The group Theoretical Computer Science (TCS) focuses on the development, analysis and teaching of efficient algorithms and data structures. In the light of the ever-increasing speed of computer processors and size of computer memories, one might be tempted to conclude that the number of CPU cycles and memory words needed for a particular computation would fade into irrelevance, but in fact the opposite turns out to be true. Data gathering is usually easier than data processing, and recent technical advances in computer science and other scientific fields have made it feasible to collect data sets of sizes that were hard to imagine just a few years ago. The data can be, e.g., of a geographical, meteorological or biological nature, deal with internet-related phenomena or result from observations of outer space. The desire to make as much sense as possible of these enormous amounts of information poses daunting challenges and calls for ever more sophisticated algorithmic techniques.

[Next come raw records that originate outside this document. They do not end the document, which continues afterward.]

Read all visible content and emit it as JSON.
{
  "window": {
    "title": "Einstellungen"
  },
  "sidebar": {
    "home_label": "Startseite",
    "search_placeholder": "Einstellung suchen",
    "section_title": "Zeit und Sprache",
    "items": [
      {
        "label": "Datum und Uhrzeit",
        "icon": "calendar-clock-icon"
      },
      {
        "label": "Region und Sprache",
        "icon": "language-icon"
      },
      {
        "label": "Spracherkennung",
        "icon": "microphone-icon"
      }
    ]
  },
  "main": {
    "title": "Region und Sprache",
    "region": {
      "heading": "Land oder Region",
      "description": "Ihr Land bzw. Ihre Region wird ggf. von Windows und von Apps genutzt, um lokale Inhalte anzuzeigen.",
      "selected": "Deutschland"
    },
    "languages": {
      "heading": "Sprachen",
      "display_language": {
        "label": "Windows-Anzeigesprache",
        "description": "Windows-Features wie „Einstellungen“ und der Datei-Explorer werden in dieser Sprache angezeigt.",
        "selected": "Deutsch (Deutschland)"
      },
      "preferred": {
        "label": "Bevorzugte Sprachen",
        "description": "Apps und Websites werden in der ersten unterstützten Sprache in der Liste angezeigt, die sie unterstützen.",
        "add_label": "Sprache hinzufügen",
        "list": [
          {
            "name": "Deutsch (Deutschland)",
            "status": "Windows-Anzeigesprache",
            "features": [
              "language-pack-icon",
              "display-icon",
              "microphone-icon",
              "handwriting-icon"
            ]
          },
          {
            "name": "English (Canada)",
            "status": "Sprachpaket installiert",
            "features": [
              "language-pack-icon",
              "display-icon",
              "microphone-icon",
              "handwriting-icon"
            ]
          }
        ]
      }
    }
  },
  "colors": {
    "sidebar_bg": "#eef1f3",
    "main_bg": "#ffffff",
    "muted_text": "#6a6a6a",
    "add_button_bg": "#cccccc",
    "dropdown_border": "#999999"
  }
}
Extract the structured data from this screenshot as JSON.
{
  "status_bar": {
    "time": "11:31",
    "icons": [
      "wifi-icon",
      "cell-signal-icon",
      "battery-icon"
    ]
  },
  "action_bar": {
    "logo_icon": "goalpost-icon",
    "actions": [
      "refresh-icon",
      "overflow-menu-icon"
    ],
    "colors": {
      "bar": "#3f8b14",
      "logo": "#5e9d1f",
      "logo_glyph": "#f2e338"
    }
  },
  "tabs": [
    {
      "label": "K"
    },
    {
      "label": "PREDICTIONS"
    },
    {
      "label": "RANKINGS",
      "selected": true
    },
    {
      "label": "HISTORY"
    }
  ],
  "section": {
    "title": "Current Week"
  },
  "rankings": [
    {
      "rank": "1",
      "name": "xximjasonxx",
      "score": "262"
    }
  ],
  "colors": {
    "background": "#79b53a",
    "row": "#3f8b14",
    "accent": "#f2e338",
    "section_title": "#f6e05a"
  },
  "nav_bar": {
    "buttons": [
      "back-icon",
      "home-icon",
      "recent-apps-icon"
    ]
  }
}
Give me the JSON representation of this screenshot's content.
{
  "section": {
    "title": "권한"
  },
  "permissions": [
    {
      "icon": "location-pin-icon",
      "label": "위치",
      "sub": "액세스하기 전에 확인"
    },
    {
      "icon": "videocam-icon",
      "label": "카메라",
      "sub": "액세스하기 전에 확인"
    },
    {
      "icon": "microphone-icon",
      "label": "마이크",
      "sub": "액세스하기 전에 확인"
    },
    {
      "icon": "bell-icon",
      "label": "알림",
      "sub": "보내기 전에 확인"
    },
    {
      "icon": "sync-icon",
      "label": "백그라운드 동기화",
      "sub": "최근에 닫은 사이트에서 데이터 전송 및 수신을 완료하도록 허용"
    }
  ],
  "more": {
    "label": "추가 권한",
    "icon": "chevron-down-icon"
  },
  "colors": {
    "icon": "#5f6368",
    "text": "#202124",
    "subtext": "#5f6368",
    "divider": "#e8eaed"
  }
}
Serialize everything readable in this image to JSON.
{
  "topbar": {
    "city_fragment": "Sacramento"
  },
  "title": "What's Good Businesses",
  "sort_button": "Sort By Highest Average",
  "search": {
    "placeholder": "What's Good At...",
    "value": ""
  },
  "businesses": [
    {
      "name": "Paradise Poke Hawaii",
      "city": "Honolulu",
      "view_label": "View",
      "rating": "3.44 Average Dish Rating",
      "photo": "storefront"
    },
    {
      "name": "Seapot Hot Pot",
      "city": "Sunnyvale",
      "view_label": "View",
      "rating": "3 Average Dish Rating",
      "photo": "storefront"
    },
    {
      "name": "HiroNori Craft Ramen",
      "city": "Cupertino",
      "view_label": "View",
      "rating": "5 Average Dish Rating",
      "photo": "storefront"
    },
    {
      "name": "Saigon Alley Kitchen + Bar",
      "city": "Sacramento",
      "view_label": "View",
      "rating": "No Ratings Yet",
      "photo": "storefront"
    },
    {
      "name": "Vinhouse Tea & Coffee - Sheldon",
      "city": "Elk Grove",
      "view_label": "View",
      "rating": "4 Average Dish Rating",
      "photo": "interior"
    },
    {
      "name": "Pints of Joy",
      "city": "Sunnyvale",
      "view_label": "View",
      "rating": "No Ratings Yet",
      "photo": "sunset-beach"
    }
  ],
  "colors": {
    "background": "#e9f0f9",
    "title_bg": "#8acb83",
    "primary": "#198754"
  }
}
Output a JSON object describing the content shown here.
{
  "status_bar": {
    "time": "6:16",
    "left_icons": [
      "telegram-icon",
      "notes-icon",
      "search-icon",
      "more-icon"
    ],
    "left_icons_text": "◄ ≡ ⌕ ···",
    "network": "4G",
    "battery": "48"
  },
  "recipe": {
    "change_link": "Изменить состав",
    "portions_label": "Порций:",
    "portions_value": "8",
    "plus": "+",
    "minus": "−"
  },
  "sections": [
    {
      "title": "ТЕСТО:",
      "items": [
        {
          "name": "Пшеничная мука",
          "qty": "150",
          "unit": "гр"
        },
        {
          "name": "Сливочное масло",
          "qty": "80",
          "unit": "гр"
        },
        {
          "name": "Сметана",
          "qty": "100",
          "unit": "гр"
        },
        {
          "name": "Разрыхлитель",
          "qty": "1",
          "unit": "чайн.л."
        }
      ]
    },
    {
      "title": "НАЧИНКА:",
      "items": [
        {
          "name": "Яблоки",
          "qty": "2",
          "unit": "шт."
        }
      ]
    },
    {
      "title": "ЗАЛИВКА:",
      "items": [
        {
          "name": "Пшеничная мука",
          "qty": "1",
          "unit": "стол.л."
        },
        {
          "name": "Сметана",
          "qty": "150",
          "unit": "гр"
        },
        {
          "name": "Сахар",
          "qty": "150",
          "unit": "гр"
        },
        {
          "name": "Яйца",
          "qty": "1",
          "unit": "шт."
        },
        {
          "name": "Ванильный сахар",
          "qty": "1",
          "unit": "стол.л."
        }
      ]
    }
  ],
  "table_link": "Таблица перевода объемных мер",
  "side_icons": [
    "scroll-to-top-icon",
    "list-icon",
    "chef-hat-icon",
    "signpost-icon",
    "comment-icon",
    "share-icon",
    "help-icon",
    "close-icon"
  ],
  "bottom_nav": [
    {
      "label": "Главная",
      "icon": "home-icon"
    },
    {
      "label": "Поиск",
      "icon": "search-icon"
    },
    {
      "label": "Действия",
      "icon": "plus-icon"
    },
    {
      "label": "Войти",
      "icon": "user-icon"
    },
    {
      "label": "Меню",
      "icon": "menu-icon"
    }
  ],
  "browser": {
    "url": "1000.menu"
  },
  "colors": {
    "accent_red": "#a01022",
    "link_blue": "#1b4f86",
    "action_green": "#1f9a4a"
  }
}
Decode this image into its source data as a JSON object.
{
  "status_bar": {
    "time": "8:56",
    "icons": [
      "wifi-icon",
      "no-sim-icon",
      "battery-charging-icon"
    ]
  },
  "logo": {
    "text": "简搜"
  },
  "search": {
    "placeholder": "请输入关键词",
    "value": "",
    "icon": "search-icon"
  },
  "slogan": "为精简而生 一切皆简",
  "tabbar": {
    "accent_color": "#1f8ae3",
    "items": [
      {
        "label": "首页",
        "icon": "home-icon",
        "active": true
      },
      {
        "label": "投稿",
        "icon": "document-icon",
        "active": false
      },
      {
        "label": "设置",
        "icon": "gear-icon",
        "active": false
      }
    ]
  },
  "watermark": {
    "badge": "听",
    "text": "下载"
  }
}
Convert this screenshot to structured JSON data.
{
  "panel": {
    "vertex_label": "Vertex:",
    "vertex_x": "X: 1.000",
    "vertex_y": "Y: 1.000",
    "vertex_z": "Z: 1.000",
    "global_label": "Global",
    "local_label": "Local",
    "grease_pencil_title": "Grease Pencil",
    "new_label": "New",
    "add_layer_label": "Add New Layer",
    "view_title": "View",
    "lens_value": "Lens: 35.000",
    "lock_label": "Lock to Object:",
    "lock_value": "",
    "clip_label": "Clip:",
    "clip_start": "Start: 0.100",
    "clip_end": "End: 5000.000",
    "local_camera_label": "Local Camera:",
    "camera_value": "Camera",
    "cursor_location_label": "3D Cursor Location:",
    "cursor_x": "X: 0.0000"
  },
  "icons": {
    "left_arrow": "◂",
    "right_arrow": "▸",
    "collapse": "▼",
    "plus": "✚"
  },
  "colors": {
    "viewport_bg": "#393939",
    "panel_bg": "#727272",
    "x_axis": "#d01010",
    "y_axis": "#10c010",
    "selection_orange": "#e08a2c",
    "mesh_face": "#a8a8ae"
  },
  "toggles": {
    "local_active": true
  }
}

Graph theory furnishes a universal language in which much of the research of the TCS group can be phrased. Real-world objects that are routinely modeled through graphs include electrical circuits, traffic networks and the internet. Recent and ongoing research by the TCS group is concerned with
- the discovery of disjoint paths between specified vertices in a graph,
- the efficient computation of parameters of embeddings of a graph in the plane,
- the labeling of points in a map according to certain rules, e.g., so that labels do not overlap and
- the dynamic maintenance of a list of items so that an initially unknown sequence of accesses to the list items can be processed almost as fast as with full prior knowledge.
In teaching, the TCS group is frequently responsible for the undergraduate courses Informatik III (introduction to algorithms and data structures) and Einführung in die theoretische Informatik (introduction to formal languages). It teaches both theoretical and hands-on graduate courses in areas such as
- graph algorithms
- data structures
- network flow
- approximation algorithms
- complexity theory
- computational geometry
- online algorithms.
The TCS group meets at irregular intervals to discuss technical topics of shared interest. A meeting is usually sparked off by an informal presentation by a member of the TCS group, a student associated with the group or an outside guest and ends with an open brain-storming.